Case Study

Subungual necrosis

A 79-year-old patient with type 2 diabetes of 7 years' duration dropped the family bible on his left great hallux. The toe was exquisitely painful and rapidly developed discolouration beneath the nail plate. After 4 days he visited his general practitioner who diagnosed a subungual haematoma and referred him to the diabetic foot clinic and he was seen the same day (Fig. 2.8a,b). The nail plate was cut back to reveal an area of necrosis involving the nail bed. Differential diagnosis was necrosis caused by infection or purely by hydrostatic pressure from a collection of blood under the nail plate. Systemic antibiotics were prescribed. The necrotic area gradually dried, demarcated and healed. When the new nail plate grew back it was onychogryphotic.

Key points

• It is impossible to assess a nail bed lesion properly without removing the overlying nail plate

• All painful subungual haematomas should be drained without delay by cutting back the nail plate.

Subungual melanoma. Malignant melanoma may also present as a discoloured area under the nail plate. Irregular discolouration of the nail bed and plate and progressive destruction of nail are seen. Some melanomas are not associated with pigment (Fig. 2.9).

Patients should be referred urgently to the dermatologist.

Subungual exostosis. An acutely painful cherry red spot develops under the nail plate. A lateral X-ray reveals bony outgrowth of the distal phalanx. The treatment is surgical.

Fungal infections (tinea pedis)

These can present in several ways:

• Dry, scaly plantar, often in a 'moccasin-like' distribution

• Acute vesicular

• Interdigital, with moist, cracked areas which may be sore, itchy and sometimes malodorous, and are associated with whitish, rubbery, macerated skin, and can undergo erosion.

Fig. 2.10 An area of thickened rubbery white skin between the toes (tinea pedis).

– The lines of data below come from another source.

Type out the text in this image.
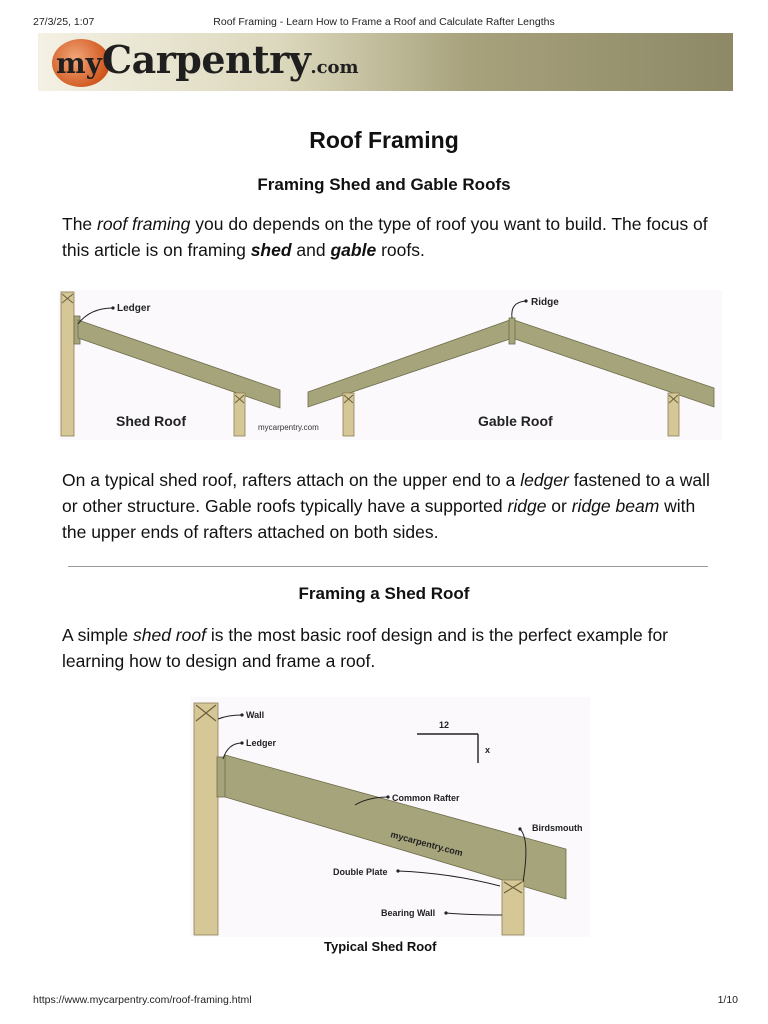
27/3/25, 1:07	Roof Framing - Learn How to Frame a Roof and Calculate Rafter Lengths
myCarpentry.com
Roof Framing
Framing Shed and Gable Roofs

The roof framing you do depends on the type of roof you want to build. The focus of this article is on framing shed and gable roofs.

Ledger
Ridge
Shed Roof	Gable Roof
mycarpentry.com

On a typical shed roof, rafters attach on the upper end to a ledger fastened to a wall or other structure. Gable roofs typically have a supported ridge or ridge beam with the upper ends of rafters attached on both sides.

Framing a Shed Roof

A simple shed roof is the most basic roof design and is the perfect example for learning how to design and frame a roof.

12
x
Wall
Ledger
Common Rafter
Birdsmouth
mycarpentry.com
Double Plate
Bearing Wall
Typical Shed Roof
https://www.mycarpentry.com/roof-framing.html	1/10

Fig. 2.9 Amelanotic melanoma.

Scrapings can be taken and sent to the laboratory for identification of the infective organism but usually a clinical diagnosis is made.

Treatment of tinea pedis

Canesten spray (clotrimazole 1% in isopropyl alcohol) applied topically is best for interdigital areas. For other parts of the foot Canesten cream can be applied. Treatment should be continued for at least 2 weeks after resolution of symptoms to avoid relapse. Whitfield's ointment is an old-fashioned but useful remedy: different vehicles in the formulation are chosen according to climate and geographical area. Tinactin (tolnaftate) and Mycil (chlor-phenesin) can be bought over the counter in formulations including powder and cream.

Patients with fungal infections should receive precise instructions regarding duration of therapy and preventive measures for the future.